Erin Hinnen Erin Hinnen
July 22, 2015
Web Development , Web Strategy

Testing a website is about more than just intuition. A QA resource must review and test requirement-driven features and often times perform pixel-precise measurements to confirm the site being reviewed is free of errors. This is why it is important that QA resources are properly equipped with an ever-changing array of tools to assist them in these measurements and observations. At Roundedcube, the QA Department uses a number of tools, including bug-tracking resources and browser extensions to fully ensure the quality of our products.

Bug Tracking

Team Foundation Server is used daily at Roundedcube to coordinate features, requirements, tasks, bugs, and test cases.
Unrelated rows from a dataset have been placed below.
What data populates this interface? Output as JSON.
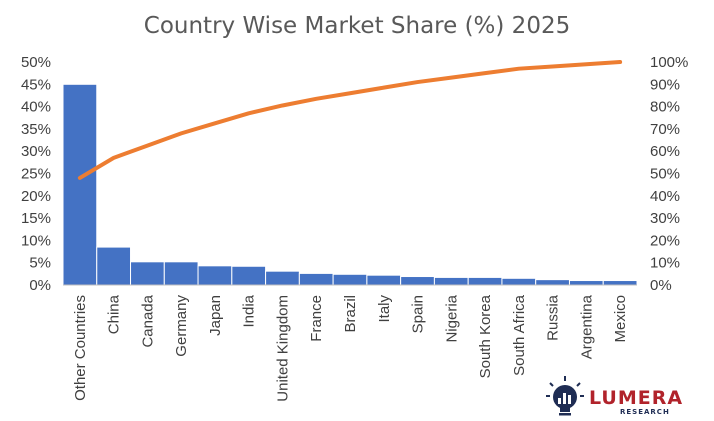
{
  "chart_data": {
    "type": "bar",
    "title": "Country Wise Market Share (%) 2025",
    "categories": [
      "Other Countries",
      "China",
      "Canada",
      "Germany",
      "Japan",
      "India",
      "United Kingdom",
      "France",
      "Brazil",
      "Italy",
      "Spain",
      "Nigeria",
      "South Korea",
      "South Africa",
      "Russia",
      "Argentina",
      "Mexico"
    ],
    "series": [
      {
        "type": "bar",
        "axis": "left",
        "color": "#4472c4",
        "values": [
          45.0,
          8.5,
          5.2,
          5.2,
          4.3,
          4.2,
          3.1,
          2.6,
          2.4,
          2.2,
          1.9,
          1.7,
          1.7,
          1.5,
          1.2,
          1.0,
          1.0
        ]
      },
      {
        "type": "line",
        "axis": "right",
        "color": "#ed7d31",
        "values": [
          48.0,
          57.0,
          62.5,
          68.0,
          72.5,
          77.0,
          80.5,
          83.5,
          86.0,
          88.5,
          91.0,
          93.0,
          95.0,
          97.0,
          98.0,
          99.0,
          100.0
        ]
      }
    ],
    "y_left": {
      "min": 0,
      "max": 50,
      "step": 5,
      "ticks": [
        "0%",
        "5%",
        "10%",
        "15%",
        "20%",
        "25%",
        "30%",
        "35%",
        "40%",
        "45%",
        "50%"
      ]
    },
    "y_right": {
      "min": 0,
      "max": 100,
      "step": 10,
      "ticks": [
        "0%",
        "10%",
        "20%",
        "30%",
        "40%",
        "50%",
        "60%",
        "70%",
        "80%",
        "90%",
        "100%"
      ]
    },
    "grid": false,
    "legend": "none"
  },
  "logo": {
    "name": "LUMERA",
    "sub": "RESEARCH",
    "name_color": "#b1232b",
    "icon_color": "#1f2d54"
  }
}
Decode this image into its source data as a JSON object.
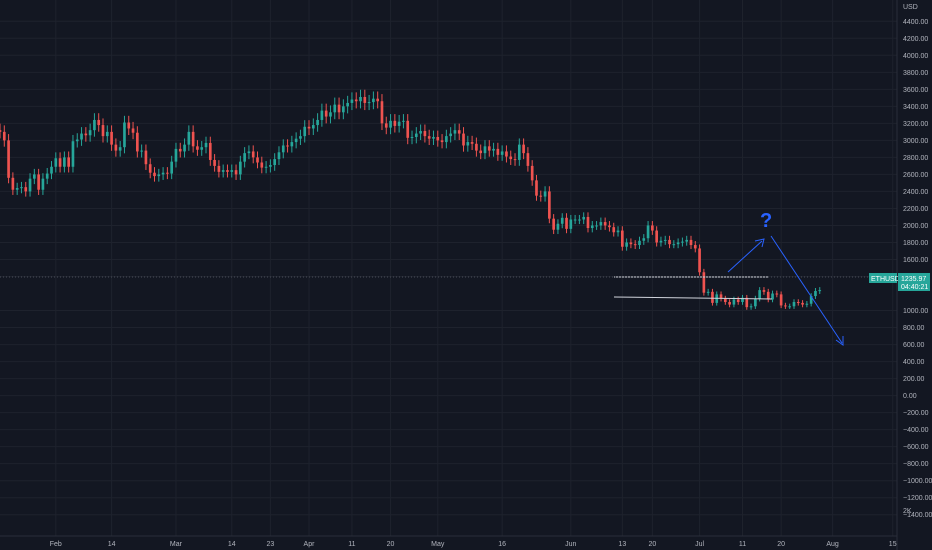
{
  "colors": {
    "background": "#131722",
    "grid": "#1e222d",
    "up": "#26a69a",
    "down": "#ef5350",
    "axis_text": "#b2b5be",
    "drawing": "#2962ff",
    "channel": "#d1d4dc"
  },
  "chart_data": {
    "type": "candlestick",
    "symbol": "ETHUSD",
    "currency": "USD",
    "last_price_label": "1235.97",
    "countdown_label": "04:40:21",
    "ylim": [
      -1650,
      4650
    ],
    "y_ticks": [
      4400,
      4200,
      4000,
      3800,
      3600,
      3400,
      3200,
      3000,
      2800,
      2600,
      2400,
      2200,
      2000,
      1800,
      1600,
      1400,
      1000,
      800,
      600,
      400,
      200,
      0,
      -200,
      -400,
      -600,
      -800,
      -1000,
      -1200,
      -1400
    ],
    "y_tick_labels": [
      "4400.00",
      "4200.00",
      "4000.00",
      "3800.00",
      "3600.00",
      "3400.00",
      "3200.00",
      "3000.00",
      "2800.00",
      "2600.00",
      "2400.00",
      "2200.00",
      "2000.00",
      "1800.00",
      "1600.00",
      "1400.00",
      "1000.00",
      "800.00",
      "600.00",
      "400.00",
      "200.00",
      "0.00",
      "−200.00",
      "−400.00",
      "−600.00",
      "−800.00",
      "−1000.00",
      "−1200.00",
      "−1400.00"
    ],
    "y_axis_extra_label": "2K",
    "x_range": [
      "2022-01-19",
      "2022-08-16"
    ],
    "x_ticks": [
      {
        "date": "2022-02-01",
        "label": "Feb"
      },
      {
        "date": "2022-02-14",
        "label": "14"
      },
      {
        "date": "2022-03-01",
        "label": "Mar"
      },
      {
        "date": "2022-03-14",
        "label": "14"
      },
      {
        "date": "2022-03-23",
        "label": "23"
      },
      {
        "date": "2022-04-01",
        "label": "Apr"
      },
      {
        "date": "2022-04-11",
        "label": "11"
      },
      {
        "date": "2022-04-20",
        "label": "20"
      },
      {
        "date": "2022-05-01",
        "label": "May"
      },
      {
        "date": "2022-05-16",
        "label": "16"
      },
      {
        "date": "2022-06-01",
        "label": "Jun"
      },
      {
        "date": "2022-06-13",
        "label": "13"
      },
      {
        "date": "2022-06-20",
        "label": "20"
      },
      {
        "date": "2022-07-01",
        "label": "Jul"
      },
      {
        "date": "2022-07-11",
        "label": "11"
      },
      {
        "date": "2022-07-20",
        "label": "20"
      },
      {
        "date": "2022-08-01",
        "label": "Aug"
      },
      {
        "date": "2022-08-15",
        "label": "15"
      }
    ],
    "start_date": "2022-01-19",
    "close": [
      3100,
      3000,
      2560,
      2420,
      2440,
      2450,
      2400,
      2550,
      2600,
      2420,
      2550,
      2610,
      2690,
      2790,
      2690,
      2800,
      2690,
      2990,
      3010,
      3080,
      3060,
      3120,
      3240,
      3180,
      3050,
      3100,
      2950,
      2880,
      2920,
      3210,
      3140,
      3090,
      2870,
      2880,
      2720,
      2620,
      2580,
      2600,
      2620,
      2610,
      2750,
      2900,
      2870,
      2950,
      3100,
      2930,
      2890,
      2920,
      2970,
      2770,
      2700,
      2630,
      2650,
      2630,
      2650,
      2600,
      2750,
      2850,
      2870,
      2800,
      2740,
      2680,
      2690,
      2710,
      2780,
      2860,
      2940,
      2930,
      2980,
      3020,
      3050,
      3160,
      3140,
      3180,
      3240,
      3350,
      3280,
      3330,
      3420,
      3330,
      3400,
      3440,
      3480,
      3460,
      3510,
      3440,
      3450,
      3490,
      3460,
      3200,
      3150,
      3230,
      3170,
      3220,
      3230,
      3030,
      3040,
      3080,
      3110,
      3050,
      3020,
      3040,
      3000,
      2980,
      3050,
      3080,
      3120,
      3080,
      2940,
      2980,
      2960,
      2880,
      2850,
      2930,
      2880,
      2900,
      2830,
      2870,
      2810,
      2780,
      2770,
      2950,
      2850,
      2700,
      2530,
      2350,
      2340,
      2400,
      2080,
      1950,
      2020,
      2090,
      1960,
      2070,
      2070,
      2070,
      2100,
      1970,
      2000,
      2000,
      2040,
      2000,
      1980,
      1920,
      1940,
      1750,
      1800,
      1780,
      1770,
      1820,
      1850,
      2000,
      1940,
      1800,
      1820,
      1830,
      1780,
      1780,
      1800,
      1810,
      1830,
      1770,
      1730,
      1450,
      1210,
      1220,
      1090,
      1190,
      1140,
      1100,
      1070,
      1130,
      1100,
      1150,
      1040,
      1050,
      1140,
      1240,
      1220,
      1130,
      1200,
      1190,
      1060,
      1050,
      1050,
      1100,
      1090,
      1070,
      1080,
      1170,
      1230,
      1240
    ]
  },
  "drawings": {
    "question_mark": "?"
  }
}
This powerful tool allows the QA department to link together all of these different work types so that regression testing can be as painless as possible; for each bug created, a test case is created and associated with it, and then often tied to a requirement or feature. The product also allows for detailed querying, which allows the QA department to not only create in-depth reports of issue resolution progress for client review, but also allows us to gather statistics surrounding the project and analyze where we can improve in the future. We use TFS in junction with our in-house bug tracking system RCOntrack to track and resolve client reported issues. 

Browser Extensions

The right browser extensions can truly make a difference in testing capabilities. At Roundedcube, the QA team uses a myriad of chrome extensions. Some of these include:

  • The Browserstack Extension – This extension works with the website BrowserStack to allow for device and operating system emulation on web pages for quick browser compatibility testing. 
  • Page Load Time – This extension times how long it takes for the entire page to load. 
  • Check My Links – This checks every link on a page and displays any errors returned by those links. 
  • ColorZilla – This extension includes a color picker, eye dropper, and gradient generator. 
  • Page Ruler – This extension allows you to draw a ruler to get pixel dimensions and positioning, as well as to easily measure elements on a web page. 
  • AdBlock Plus – This extension flags and blocks ads on a web page. This is utilized to ensure that images and other content on the site are not being flagged as ads incorrectly, since many consumers use this extension daily. 
  • Selenium for Firefox – An extension that allows for automated test cases. This assists in performing regression testing and frees up considerable time to dedicate to other tasks that cannot be automated as readily, like creating the initial test cases or ensuring the look and feel of the site is accurate.

They say “a craftsman is always as good as his tools”—and to a degree, they are correct. Without the correct extensions and tools to define, create, and track issues within a project, the quality of that project cannot be truly assured. That’s why the QA team at Roundedcube is always investigating the newest tools for the job, including both bug tracking tools/systems as well as browser extensions to ease the amount bugs remaining in Beta.

What tools do you use when you test a website or program?